第44話 「運命の相手に出会いました」
第5エリアにある学校っていうのは、国内最大級のものらしい。別に、師匠やリュンに教えてもらうことに不満があるわけではないが、やっぱり学校でちゃんと習いたい。他の者たちと、競いたい。
ただでさえ、サンに後れを取っているのに、今日も修行がなしとは。
やる気なんて、出るはずがないよな。
「シュラ。何で、そんなふてくされているんだ。お前の望んだ通り、弟だって生まれたじゃないか」
やべ。顔に出てたか。
「いえ。すいません。何でもないです」
父上は俺の望みを何にも分かっていない。
「失礼します」
「しつれいします」
俺と父上だけだった部屋に、2人の声が響いた。
2人ってことは、また子供でも連れてきたのか?
「遅くなって申し訳ありません。カーナ様」
「よく来てくれた。アロン」
部屋に入ってきたのは、背の高い青年と小さな女の子だった。だけど女の子の方は、アロンさんの足元に隠れてほとんど見えない。
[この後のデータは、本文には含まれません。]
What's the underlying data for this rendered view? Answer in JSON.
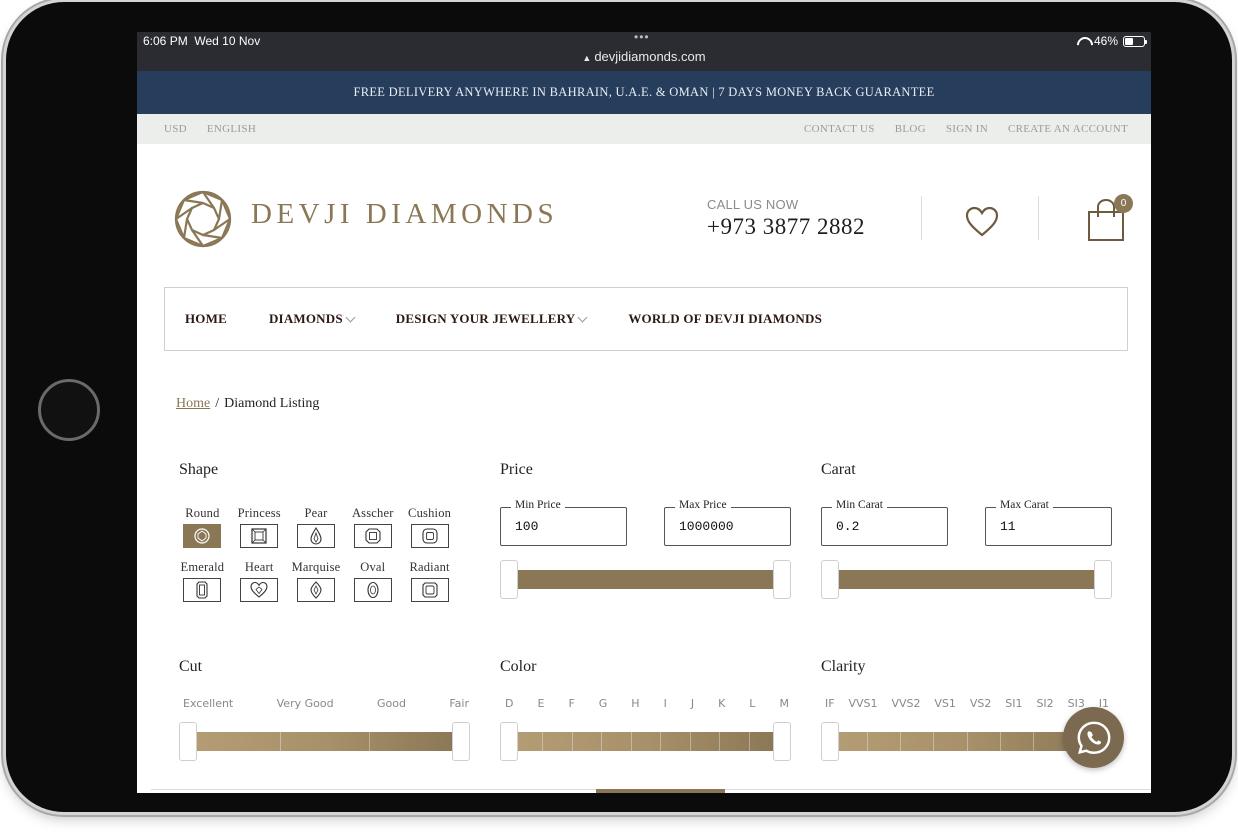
{
  "status": {
    "time": "6:06 PM",
    "date": "Wed 10 Nov",
    "url": "devjidiamonds.com",
    "battery": "46%",
    "battery_level": 0.46
  },
  "promo": "FREE DELIVERY ANYWHERE IN BAHRAIN, U.A.E. & OMAN | 7 DAYS MONEY BACK GUARANTEE",
  "topbar": {
    "currency": "USD",
    "language": "ENGLISH",
    "links": [
      "CONTACT US",
      "BLOG",
      "SIGN IN",
      "CREATE AN ACCOUNT"
    ]
  },
  "header": {
    "brand": "DEVJI DIAMONDS",
    "call_label": "CALL US NOW",
    "call_number": "+973 3877 2882",
    "cart_count": "0"
  },
  "nav": [
    "HOME",
    "DIAMONDS",
    "DESIGN YOUR JEWELLERY",
    "WORLD OF DEVJI DIAMONDS"
  ],
  "breadcrumb": {
    "home": "Home",
    "separator": "/",
    "current": "Diamond Listing"
  },
  "filters": {
    "shape": {
      "title": "Shape",
      "row1": [
        "Round",
        "Princess",
        "Pear",
        "Asscher",
        "Cushion"
      ],
      "row2": [
        "Emerald",
        "Heart",
        "Marquise",
        "Oval",
        "Radiant"
      ],
      "selected": "Round"
    },
    "price": {
      "title": "Price",
      "min_label": "Min Price",
      "min": "100",
      "max_label": "Max Price",
      "max": "1000000"
    },
    "carat": {
      "title": "Carat",
      "min_label": "Min Carat",
      "min": "0.2",
      "max_label": "Max Carat",
      "max": "11"
    },
    "cut": {
      "title": "Cut",
      "labels": [
        "Excellent",
        "Very Good",
        "Good",
        "Fair"
      ]
    },
    "color": {
      "title": "Color",
      "labels": [
        "D",
        "E",
        "F",
        "G",
        "H",
        "I",
        "J",
        "K",
        "L",
        "M"
      ]
    },
    "clarity": {
      "title": "Clarity",
      "labels": [
        "IF",
        "VVS1",
        "VVS2",
        "VS1",
        "VS2",
        "SI1",
        "SI2",
        "SI3",
        "I1"
      ]
    }
  },
  "colors": {
    "accent": "#8a7755",
    "banner": "#263d5c",
    "topbar": "#eceeec"
  },
  "icons": [
    "lock-icon",
    "wifi-icon",
    "battery-icon",
    "diamond-logo-icon",
    "heart-icon",
    "shopping-bag-icon",
    "chevron-down-icon",
    "whatsapp-icon"
  ]
}
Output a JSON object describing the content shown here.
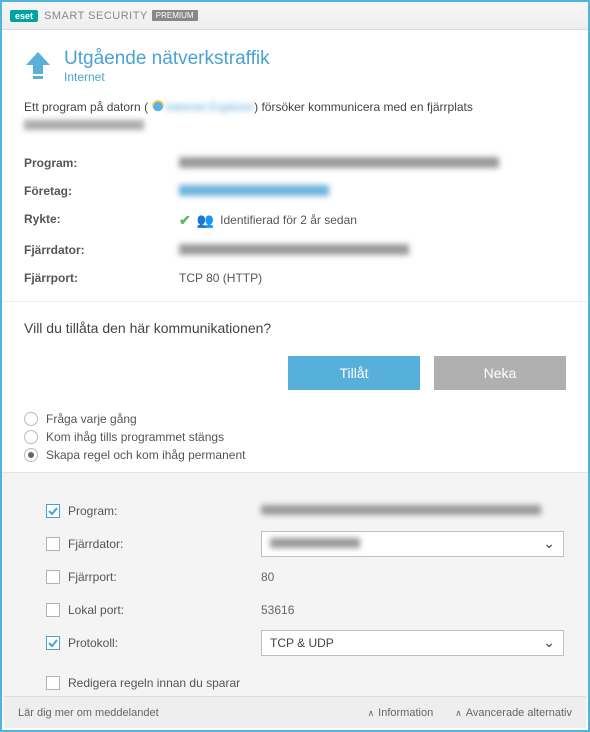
{
  "header": {
    "product": "SMART SECURITY",
    "badge": "eset",
    "edition": "PREMIUM"
  },
  "title": {
    "main": "Utgående nätverkstraffik",
    "sub": "Internet"
  },
  "intro": {
    "prefix": "Ett program på datorn (",
    "appname": "Internet Explorer",
    "suffix": ") försöker kommunicera med en fjärrplats"
  },
  "info": {
    "program_label": "Program:",
    "program_value": "",
    "company_label": "Företag:",
    "company_value": "",
    "reputation_label": "Rykte:",
    "reputation_text": "Identifierad för 2 år sedan",
    "remote_label": "Fjärrdator:",
    "remote_value": "",
    "port_label": "Fjärrport:",
    "port_value": "TCP 80 (HTTP)"
  },
  "question": "Vill du tillåta den här kommunikationen?",
  "buttons": {
    "allow": "Tillåt",
    "deny": "Neka"
  },
  "radios": {
    "ask": "Fråga varje gång",
    "remember_session": "Kom ihåg tills programmet stängs",
    "create_rule": "Skapa regel och kom ihåg permanent",
    "selected": "create_rule"
  },
  "rule": {
    "program": {
      "label": "Program:",
      "checked": true,
      "value": ""
    },
    "remote": {
      "label": "Fjärrdator:",
      "checked": false,
      "value": ""
    },
    "remote_port": {
      "label": "Fjärrport:",
      "checked": false,
      "value": "80"
    },
    "local_port": {
      "label": "Lokal port:",
      "checked": false,
      "value": "53616"
    },
    "protocol": {
      "label": "Protokoll:",
      "checked": true,
      "value": "TCP & UDP"
    },
    "edit_before_save": {
      "label": "Redigera regeln innan du sparar",
      "checked": false
    }
  },
  "footer": {
    "learn": "Lär dig mer om meddelandet",
    "info": "Information",
    "advanced": "Avancerade alternativ"
  }
}
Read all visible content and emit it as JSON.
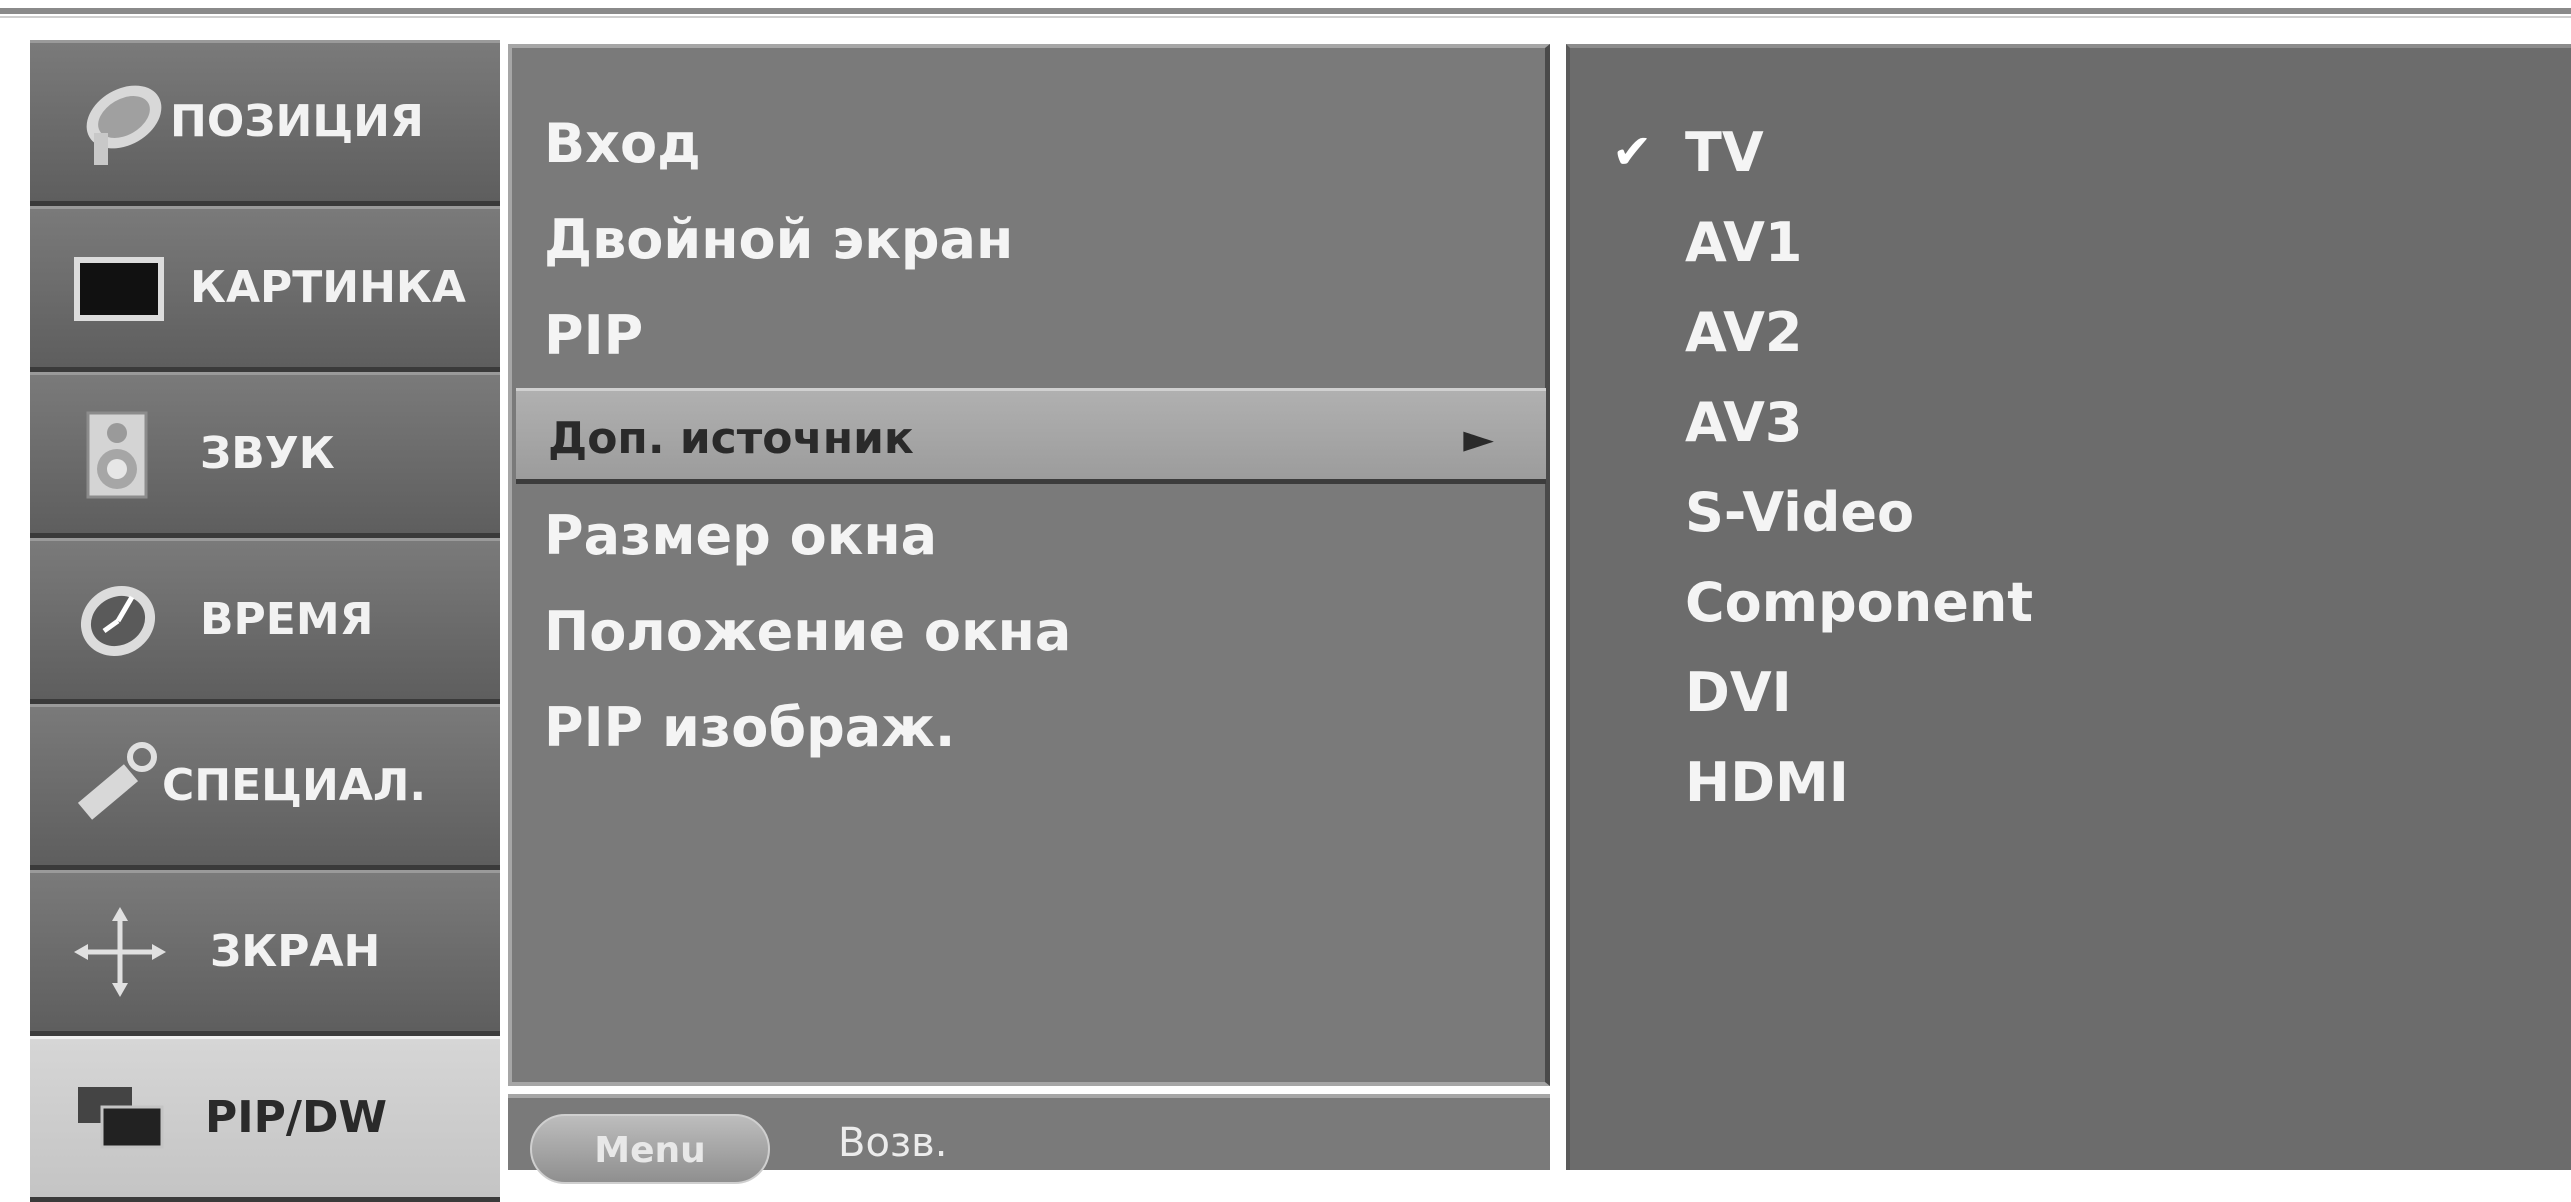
{
  "tabs": [
    {
      "label": "ПОЗИЦИЯ",
      "icon": "satellite-dish-icon"
    },
    {
      "label": "КАРТИНКА",
      "icon": "screen-icon"
    },
    {
      "label": "ЗВУК",
      "icon": "speaker-icon"
    },
    {
      "label": "ВРЕМЯ",
      "icon": "clock-icon"
    },
    {
      "label": "СПЕЦИАЛ.",
      "icon": "key-icon"
    },
    {
      "label": "ЗКРАН",
      "icon": "move-arrows-icon"
    },
    {
      "label": "PIP/DW",
      "icon": "pip-windows-icon",
      "active": true
    }
  ],
  "menu": {
    "items": [
      {
        "label": "Вход"
      },
      {
        "label": "Двойной экран"
      },
      {
        "label": "PIP"
      },
      {
        "label": "Доп. источник",
        "selected": true,
        "arrow": "►"
      },
      {
        "label": "Размер окна"
      },
      {
        "label": "Положение окна"
      },
      {
        "label": "PIP изображ."
      }
    ]
  },
  "bottom": {
    "menu_button": "Menu",
    "back_label": "Возв."
  },
  "submenu": {
    "check_glyph": "✔",
    "selected_index": 0,
    "items": [
      "TV",
      "AV1",
      "AV2",
      "AV3",
      "S-Video",
      "Component",
      "DVI",
      "HDMI"
    ]
  },
  "colors": {
    "panel": "#7a7a7a",
    "submenu_panel": "#6c6c6c",
    "highlight": "#a8a8a8",
    "active_tab": "#cccccc"
  }
}
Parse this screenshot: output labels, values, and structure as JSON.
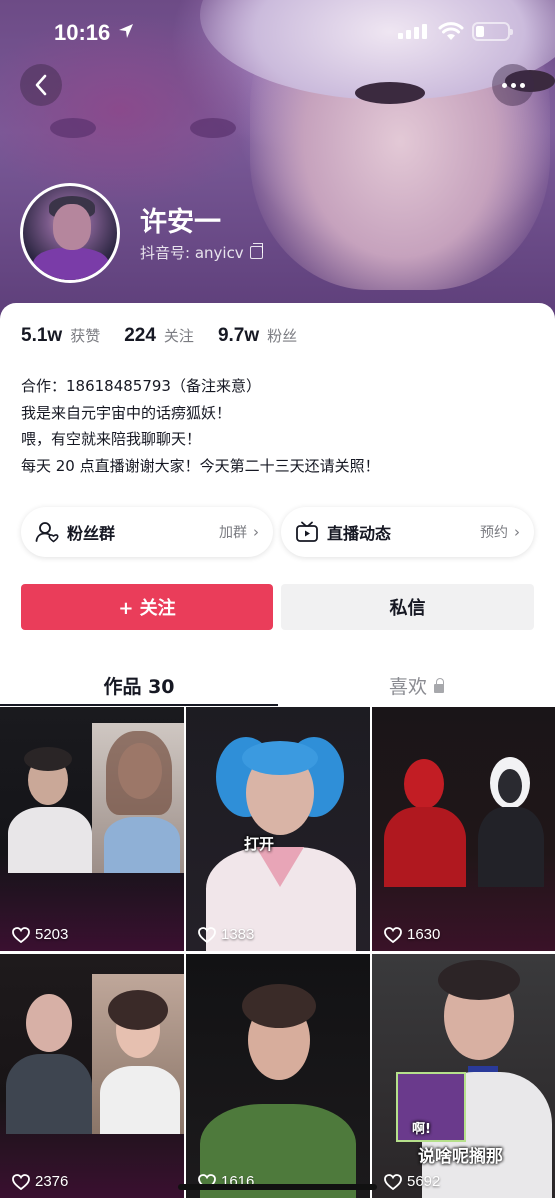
{
  "status_bar": {
    "time": "10:16"
  },
  "profile": {
    "name": "许安一",
    "douyin_id": "抖音号: anyicv",
    "stats": [
      {
        "value": "5.1w",
        "label": "获赞"
      },
      {
        "value": "224",
        "label": "关注"
      },
      {
        "value": "9.7w",
        "label": "粉丝"
      }
    ],
    "bio": [
      "合作：18618485793（备注来意）",
      "我是来自元宇宙中的话痨狐妖！",
      "喂，有空就来陪我聊聊天！",
      "每天 20 点直播谢谢大家！今天第二十三天还请关照！"
    ]
  },
  "pills": {
    "fans": {
      "title": "粉丝群",
      "hint": "加群"
    },
    "live": {
      "title": "直播动态",
      "hint": "预约"
    }
  },
  "actions": {
    "follow": "+ 关注",
    "message": "私信"
  },
  "tabs": {
    "works": "作品 30",
    "likes": "喜欢"
  },
  "videos": [
    {
      "likes": "5203"
    },
    {
      "likes": "1383",
      "caption": "打开"
    },
    {
      "likes": "1630"
    },
    {
      "likes": "2376"
    },
    {
      "likes": "1616"
    },
    {
      "likes": "5692",
      "caption": "说啥呢搁那",
      "caption2": "啊!"
    }
  ],
  "colors": {
    "accent": "#ea3d5a",
    "text": "#161823",
    "muted": "#7b7c82"
  }
}
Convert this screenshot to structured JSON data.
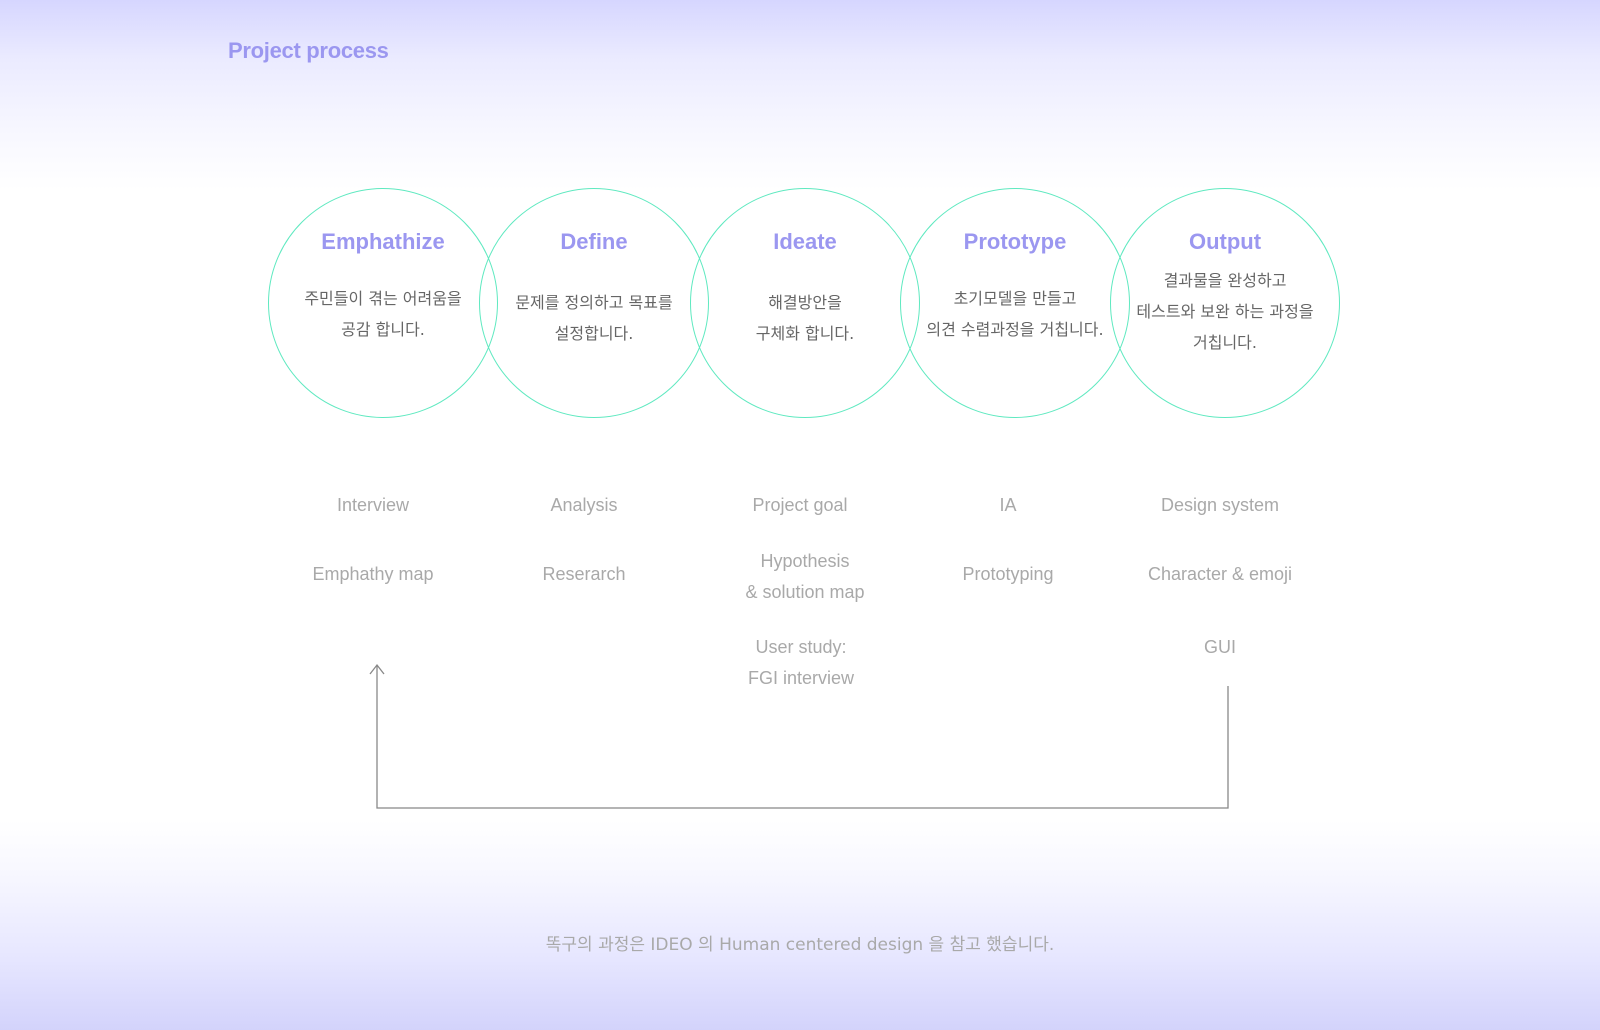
{
  "page": {
    "title": "Project process",
    "footnote": "똑구의 과정은 IDEO 의 Human centered design 을 참고 했습니다."
  },
  "colors": {
    "accent_purple": "#9b97f0",
    "circle_stroke": "#5fe9c0",
    "body_text": "#666666",
    "muted_text": "#a9a9a9",
    "arrow_line": "#888888"
  },
  "stages": [
    {
      "title": "Emphathize",
      "desc": [
        "주민들이 겪는 어려움을",
        "공감 합니다."
      ],
      "activities": [
        [
          "Interview"
        ],
        [
          "Emphathy map"
        ]
      ]
    },
    {
      "title": "Define",
      "desc": [
        "문제를 정의하고 목표를",
        "설정합니다."
      ],
      "activities": [
        [
          "Analysis"
        ],
        [
          "Reserarch"
        ]
      ]
    },
    {
      "title": "Ideate",
      "desc": [
        "해결방안을",
        "구체화 합니다."
      ],
      "activities": [
        [
          "Project goal"
        ],
        [
          "Hypothesis",
          "& solution map"
        ],
        [
          "User study:",
          "FGI interview"
        ]
      ]
    },
    {
      "title": "Prototype",
      "desc": [
        "초기모델을 만들고",
        "의견 수렴과정을 거칩니다."
      ],
      "activities": [
        [
          "IA"
        ],
        [
          "Prototyping"
        ]
      ]
    },
    {
      "title": "Output",
      "desc": [
        "결과물을 완성하고",
        "테스트와 보완 하는 과정을",
        "거칩니다."
      ],
      "activities": [
        [
          "Design system"
        ],
        [
          "Character & emoji"
        ],
        [
          "GUI"
        ]
      ]
    }
  ],
  "loop_arrow": {
    "from": "Output",
    "to": "Emphathize",
    "icon": "arrow-up-icon"
  }
}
てか、アロンさん、ちょーイケメン。金色の髪の毛に金色の瞳。アロンさんが王子様でもいけるよ。これは、女の子の方も期待できるか?
「状況は変わらずか?」
「ええ。なので、1人残しておくのも心配で、娘を連れてきてしまいました。ほら、挨拶しなさい」
アロンさんが、女の子を前に押し出す。女の子は顔を下に向けまま前に出てきた。
「すいません。人見知りで」
「可愛い」
「え?」
下を向いたままでもわかる。金色のふわふわした長い髪に白い肌。あの子絶対可愛い。
俺は、椅子から降りて女の子の前まで言った。
「初めまして。俺は、バリント国第一王子、シュラ・イレーゼルです。君の名前は?」
俺は、精一杯の笑顔で話しかけた。応えてくれるか。
「は、はじめまして。マリア・ヒュートです。よろしくおねがいします」
マリアが顔を上げる。アロンさんの血を確実に受け継いだ、美しい顔立ち。まだ幼い言葉づかい。
この胸の動悸はなんだ? これが恋か? マリアから、目が離せない。
「いい子じゃないか、アロン」
父上、いい子どころじゃないよ。可愛い子だよ。
「何歳だ?」
「今年5歳です。シュラ様の1つ下ですね」
年下全然あり。
「アロンさん」
「何ですか?」
「マリアを、俺にください」
こんな可愛い子をほおっておけるわけがない。アプローチするなら、早い方がいい。俺はもう、奥手だった佐藤紡じゃないんだから。
「まさか、そう来るとは」
アロンさんが、複雑な表情を浮かべる。確かに王子様といえども、初めて出会ったやつに、大切な娘をやれるわけがないよな。
でも、俺は本気だ。本気で、マリアに運命を感じた。
「その目は、本気のようですね。そうですね。シュラ様が、マリアを守れる男になったら、あげてもいいですよ」
マリアのためなら、父上という障壁も怖くない。